Moon Express developing “micro lunar lander”

Moon Express CSB lander

An illustration of Moon Express’s lunar lander, based on NASA’s Common Spacecraft Bus. The company is working on a smaller version that takes advantage of advances in avionics, propulsion, and other technologies. (credit: Moon Express)

Moon Express, the startup company that is among the leading teams competing for the Google Lunar X PRIZE (GLXP), is working on a new lander concept that is smaller than its original design to capture the $20-million prize, the company’s president and CEO said last week.

Speaking at a luncheon Saturday during the NewSpace 2013 conference in San Jose, California, Bob Richards said technological advances in the last three years have helped reduce the size and the cost of the lander. “We believe we can deliver a spacecraft to the surface of the Moon for under $50 million,” or half the company’s original estimates, he said.

The company, he said, has brought a lot of technological development in house that it originally outsourced, following the model of SpaceX. That includes opening a new propulsion facility in Huntsville led by Tim Pickens, who has previously been involved with another GLXP team, Rocket City Space Pioneers, before that team was acquired by Moon Express late last year. Pickens is working on a series of small rocket engines that use hydrogen peroxide propellant to support the lander project.

That and other technological advances have allowed the company to scale down the lander to about half the size of its previous design, based on NASA’s Common Spacecraft Bus developed for the LADEE lunar orbiter mission. The spacecraft, Richards said, would be able to go directly from geostationary transfer orbit—hitching a ride, most likely, as a secondary payload on a commercial communications satellite launch—to the surface of the Moon using onboard propulsion.

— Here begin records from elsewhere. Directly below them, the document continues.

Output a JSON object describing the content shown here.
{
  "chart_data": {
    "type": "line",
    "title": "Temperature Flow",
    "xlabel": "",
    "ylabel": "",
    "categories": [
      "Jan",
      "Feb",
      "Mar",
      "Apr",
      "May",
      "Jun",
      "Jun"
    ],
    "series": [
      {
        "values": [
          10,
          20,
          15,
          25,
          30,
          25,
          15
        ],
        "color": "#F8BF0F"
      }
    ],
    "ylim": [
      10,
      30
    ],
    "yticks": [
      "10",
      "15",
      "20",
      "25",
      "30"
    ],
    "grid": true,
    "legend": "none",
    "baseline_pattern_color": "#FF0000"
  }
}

“It is so much more powerful, and so much cooler in its integration of technology, that I think it will be a revolutionary new lander system,” Richards said of this “micro lunar lander” design. He did not go into much additional technical detail, citing a request for information released by NASA earlier in the month for commercial lunar lander concepts, which could be the basis for a future public-private partnership for a lander. Richards said a formal unveiling of the new lander design would take place later this year, after the RFI closes.